Sunday, January 4, 2026

Constitution crashes under Trump amendments

 

Gordon L. Weil

Before the return of Donald Trump to the White House, I wrote a series of columns entitled “Fix It.”  They suggested ways of repairing the damage to historic practices that had their origins in the Constitution Framers’ shared understandings about the government they were creating.

I avoided proposing formal constitutional amendments, sharing a widely held concern that the process, especially a national convention, would expose the founding document to radical change.  They could modify or remove some of the constraints on government and endanger the Bill of Rights.

Without a formal amendment process, much of this has happened in a single year of Trump’s second term.  Widely accepted understandings about constitutional limits, guiding all branches of the federal government, were summarily swept away.

The political world has drastically changed since 1787, when the Constitution was drafted.  While its terms were sufficiently general to allow adaptation over time, they have also permitted significant departures from their intent and subsequent practice.   Key elements of the constitutional system have crashed.

The central innovation of American government was checks and balances.  Emerging from the arbitrary rule of the British king and his compliant parliament, the Framers designed a system that denied power to any one person, but distributed it over three independent and interlocking branches. 

Each would be subject to checks by the others and power would be balanced among them.  National policy would be embodied in laws passed by Congress.  The president would execute the laws, exercising discretion only within prescribed limits.  The Supreme Court would ensure that the other branches respected their legal limits, including those set in the Constitution.

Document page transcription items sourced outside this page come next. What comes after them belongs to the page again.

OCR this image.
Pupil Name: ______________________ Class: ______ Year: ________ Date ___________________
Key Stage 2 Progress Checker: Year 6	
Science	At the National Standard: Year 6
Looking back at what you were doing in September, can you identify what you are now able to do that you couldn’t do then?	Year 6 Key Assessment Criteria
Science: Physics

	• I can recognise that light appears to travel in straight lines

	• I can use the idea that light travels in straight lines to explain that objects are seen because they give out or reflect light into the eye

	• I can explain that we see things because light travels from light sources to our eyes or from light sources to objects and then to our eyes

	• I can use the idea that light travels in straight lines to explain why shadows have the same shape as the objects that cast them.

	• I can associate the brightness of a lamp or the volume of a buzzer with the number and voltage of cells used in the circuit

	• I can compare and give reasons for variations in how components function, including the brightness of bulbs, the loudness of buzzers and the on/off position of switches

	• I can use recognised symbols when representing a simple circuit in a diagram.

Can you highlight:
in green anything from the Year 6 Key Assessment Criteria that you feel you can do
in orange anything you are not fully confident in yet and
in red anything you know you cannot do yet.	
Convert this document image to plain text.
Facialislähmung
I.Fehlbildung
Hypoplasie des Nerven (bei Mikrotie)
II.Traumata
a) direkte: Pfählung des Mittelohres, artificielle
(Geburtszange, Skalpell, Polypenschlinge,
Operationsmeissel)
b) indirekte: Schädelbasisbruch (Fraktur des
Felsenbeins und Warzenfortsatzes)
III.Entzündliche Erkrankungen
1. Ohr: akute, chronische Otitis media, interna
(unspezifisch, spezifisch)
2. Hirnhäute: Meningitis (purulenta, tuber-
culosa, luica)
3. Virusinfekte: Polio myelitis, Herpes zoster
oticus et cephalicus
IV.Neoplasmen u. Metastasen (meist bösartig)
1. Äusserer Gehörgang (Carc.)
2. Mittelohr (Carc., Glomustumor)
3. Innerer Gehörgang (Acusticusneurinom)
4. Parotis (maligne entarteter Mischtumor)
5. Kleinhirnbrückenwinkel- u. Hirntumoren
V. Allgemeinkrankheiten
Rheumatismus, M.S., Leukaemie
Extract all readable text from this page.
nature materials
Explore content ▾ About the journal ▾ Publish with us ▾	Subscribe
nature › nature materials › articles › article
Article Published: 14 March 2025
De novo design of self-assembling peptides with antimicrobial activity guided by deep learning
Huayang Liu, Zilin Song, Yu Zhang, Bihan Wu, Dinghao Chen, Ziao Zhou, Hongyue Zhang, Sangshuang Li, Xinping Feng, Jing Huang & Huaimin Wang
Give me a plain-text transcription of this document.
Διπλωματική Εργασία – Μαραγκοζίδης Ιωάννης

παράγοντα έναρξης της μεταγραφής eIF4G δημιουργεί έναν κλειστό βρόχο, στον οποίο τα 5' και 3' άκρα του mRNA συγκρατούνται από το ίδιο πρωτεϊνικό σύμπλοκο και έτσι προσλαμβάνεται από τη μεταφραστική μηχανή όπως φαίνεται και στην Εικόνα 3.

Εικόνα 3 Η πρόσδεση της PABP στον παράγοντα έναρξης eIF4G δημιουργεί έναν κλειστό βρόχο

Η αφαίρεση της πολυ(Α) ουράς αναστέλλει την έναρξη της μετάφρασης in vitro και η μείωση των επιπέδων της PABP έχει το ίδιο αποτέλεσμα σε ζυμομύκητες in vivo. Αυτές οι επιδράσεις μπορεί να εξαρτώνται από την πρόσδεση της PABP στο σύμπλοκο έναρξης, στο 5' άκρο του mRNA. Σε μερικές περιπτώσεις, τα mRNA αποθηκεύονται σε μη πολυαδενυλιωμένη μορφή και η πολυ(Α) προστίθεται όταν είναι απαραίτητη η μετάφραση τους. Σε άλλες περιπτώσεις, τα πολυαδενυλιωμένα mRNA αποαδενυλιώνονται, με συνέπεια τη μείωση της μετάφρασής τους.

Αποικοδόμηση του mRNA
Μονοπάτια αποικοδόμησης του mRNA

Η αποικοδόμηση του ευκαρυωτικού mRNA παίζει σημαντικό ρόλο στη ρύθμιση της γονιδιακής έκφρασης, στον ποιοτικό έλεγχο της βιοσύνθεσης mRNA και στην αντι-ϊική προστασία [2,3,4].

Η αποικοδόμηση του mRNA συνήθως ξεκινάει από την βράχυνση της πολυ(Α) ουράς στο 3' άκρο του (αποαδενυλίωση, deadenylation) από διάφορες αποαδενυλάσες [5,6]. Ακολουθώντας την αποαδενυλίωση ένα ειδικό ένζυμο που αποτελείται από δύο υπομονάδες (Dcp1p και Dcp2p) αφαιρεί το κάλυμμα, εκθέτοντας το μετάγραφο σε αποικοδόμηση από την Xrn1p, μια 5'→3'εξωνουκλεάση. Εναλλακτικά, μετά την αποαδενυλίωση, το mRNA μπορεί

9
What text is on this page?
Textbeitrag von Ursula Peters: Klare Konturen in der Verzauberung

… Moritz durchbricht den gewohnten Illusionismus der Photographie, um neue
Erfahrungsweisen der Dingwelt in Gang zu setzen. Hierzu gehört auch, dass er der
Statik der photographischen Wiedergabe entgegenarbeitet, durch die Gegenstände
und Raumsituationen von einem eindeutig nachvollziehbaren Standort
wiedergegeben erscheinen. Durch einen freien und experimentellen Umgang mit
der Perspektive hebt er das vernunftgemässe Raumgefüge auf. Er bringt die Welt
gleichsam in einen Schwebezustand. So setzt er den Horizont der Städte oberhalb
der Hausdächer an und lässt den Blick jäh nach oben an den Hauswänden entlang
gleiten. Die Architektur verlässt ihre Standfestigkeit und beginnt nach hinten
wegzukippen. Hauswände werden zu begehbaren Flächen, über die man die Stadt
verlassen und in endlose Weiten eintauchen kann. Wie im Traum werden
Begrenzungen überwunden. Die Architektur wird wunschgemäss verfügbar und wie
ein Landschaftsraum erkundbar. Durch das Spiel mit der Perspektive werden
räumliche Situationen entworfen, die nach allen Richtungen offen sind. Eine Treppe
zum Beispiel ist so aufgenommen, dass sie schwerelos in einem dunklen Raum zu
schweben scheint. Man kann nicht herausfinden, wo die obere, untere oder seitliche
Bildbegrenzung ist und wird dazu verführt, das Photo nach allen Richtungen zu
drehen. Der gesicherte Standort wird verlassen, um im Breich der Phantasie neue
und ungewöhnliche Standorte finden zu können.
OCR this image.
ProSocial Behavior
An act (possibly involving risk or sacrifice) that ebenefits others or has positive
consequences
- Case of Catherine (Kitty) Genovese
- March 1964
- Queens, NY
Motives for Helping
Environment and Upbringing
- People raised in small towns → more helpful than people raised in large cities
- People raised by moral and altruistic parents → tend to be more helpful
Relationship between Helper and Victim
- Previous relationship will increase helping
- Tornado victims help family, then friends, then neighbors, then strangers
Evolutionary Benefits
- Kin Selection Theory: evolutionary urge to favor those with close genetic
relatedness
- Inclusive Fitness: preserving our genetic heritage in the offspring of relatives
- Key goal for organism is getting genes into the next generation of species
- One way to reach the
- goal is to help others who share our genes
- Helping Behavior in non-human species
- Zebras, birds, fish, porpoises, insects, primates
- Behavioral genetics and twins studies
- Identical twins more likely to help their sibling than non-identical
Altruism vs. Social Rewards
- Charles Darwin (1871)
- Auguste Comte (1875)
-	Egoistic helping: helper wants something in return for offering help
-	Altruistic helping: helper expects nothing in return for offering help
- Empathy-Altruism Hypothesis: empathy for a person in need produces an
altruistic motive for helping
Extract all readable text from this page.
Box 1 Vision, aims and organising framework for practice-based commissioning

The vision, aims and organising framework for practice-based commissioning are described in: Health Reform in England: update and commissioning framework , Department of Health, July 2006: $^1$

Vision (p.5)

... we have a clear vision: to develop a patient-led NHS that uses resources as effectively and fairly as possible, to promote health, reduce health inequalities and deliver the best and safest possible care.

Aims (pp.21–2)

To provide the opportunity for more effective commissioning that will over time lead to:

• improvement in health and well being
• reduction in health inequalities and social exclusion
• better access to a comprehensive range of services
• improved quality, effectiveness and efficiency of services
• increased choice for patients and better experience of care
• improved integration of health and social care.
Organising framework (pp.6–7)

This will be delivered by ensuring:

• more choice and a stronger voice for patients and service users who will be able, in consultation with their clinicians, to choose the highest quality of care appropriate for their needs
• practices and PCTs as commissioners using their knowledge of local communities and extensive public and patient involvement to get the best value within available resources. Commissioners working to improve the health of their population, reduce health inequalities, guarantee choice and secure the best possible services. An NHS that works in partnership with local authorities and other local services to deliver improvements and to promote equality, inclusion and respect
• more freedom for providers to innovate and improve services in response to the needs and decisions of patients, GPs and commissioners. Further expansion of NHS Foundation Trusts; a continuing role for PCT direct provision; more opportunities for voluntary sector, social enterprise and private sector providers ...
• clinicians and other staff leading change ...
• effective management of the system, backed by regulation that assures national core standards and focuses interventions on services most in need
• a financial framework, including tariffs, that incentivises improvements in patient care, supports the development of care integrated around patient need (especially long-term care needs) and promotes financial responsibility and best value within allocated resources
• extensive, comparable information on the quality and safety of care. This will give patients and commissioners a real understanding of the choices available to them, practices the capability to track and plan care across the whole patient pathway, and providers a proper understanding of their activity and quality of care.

The Framers assumed that each branch would accept checks and balances.  The three institutions would each receive more loyalty than that accorded to political “factions.”  The interests of individual states would be respected.   Political perspectives might shift over time to reflect the popular will, but only gradually.

The American government began abandoning that model after the 1994 congressional elections, as I have previously noted.  The Republican Party initiated discipline closer to the British parliamentary tradition than the Framers’ plan. 

Republican discipline reached its ultimate point in 2025, with the Republican president using unlimited powers affirmed by the Supreme Court dominated by his followers and enjoying his party’s virtually absolute congressional support.  Checks and balances, the unique American system, was abandoned, perhaps forever.

Commenting on the system now imposed on the country, a federal judge recently found the focus: “The Founders designed our government to be a system of checks and balances. Defendants [the Trump administration], however, make clear that the only check they want is a blank one.”

Impeachment may be the only constitutional check apparently still available under the disrupted balance of power.  Trump worries that a Democratic House majority could vote his third impeachment.  But the chances for conviction by the Senate are virtually nonexistent.

If the historic system is to be restored, the Constitution must be rescued.   Key changes can be made without amendments.  But, because we have seen constitutional provisions ignored by a willful regime, stronger protective barriers must be formally erected.  This might create a new originalism, though not the usual cynical distortion of original intent by obvious partisans.

Candidates should seek federal office on explicit platforms to restore checks and balances.  Unless there is greater independent, nonpartisan leadership by federal politicians on these central concerns, the changes of 2025 will have turned the United States away from limited government to authoritarian rule. 

The calendar must be the tool of limited government.  The Constitution should require that every law must have a sunset, requiring readoption after a designated period.  No longer would a president be able to misuse outdated laws for unintended purposes.

Similarly, public control of government would be enhanced by the imposition of term limits.  Power tends to corrupt and absolute power corrupts absolutely.”  Without term limits, members of the House and Senate, and judges come to exercise absolute power.   Their focus changes from pursuing the public good to enjoying the intoxication of unfettered rule.

The unelected Supreme Court should retain its independence, but no longer should a five-person majority impose its interpretations on a nation of more the 330 million people.  Rulings on constitutionality should be reversible by Congress.

The Court’s misguided determination that unlimited campaign spending is free speech should be constitutionally quashed.   Congressional redistricting, which today makes a mockery of democracy, should be returned to the original intent, linking it to the census every ten years.

A president and Congress could achieve some of these goals, but legislative change might prove to be temporary.  The country could experience the federal government reversing itself in arbitrary and unpredictable ways after each election.

These proposals for constitutional change may seem hopelessly idealistic, coming from “one crying in the wilderness.”   Improbable, yes, but no more than the sweeping and unexpected constitutional change that has taken place in less than a year. 

How? Now is the time for the Constitution to become an election issue.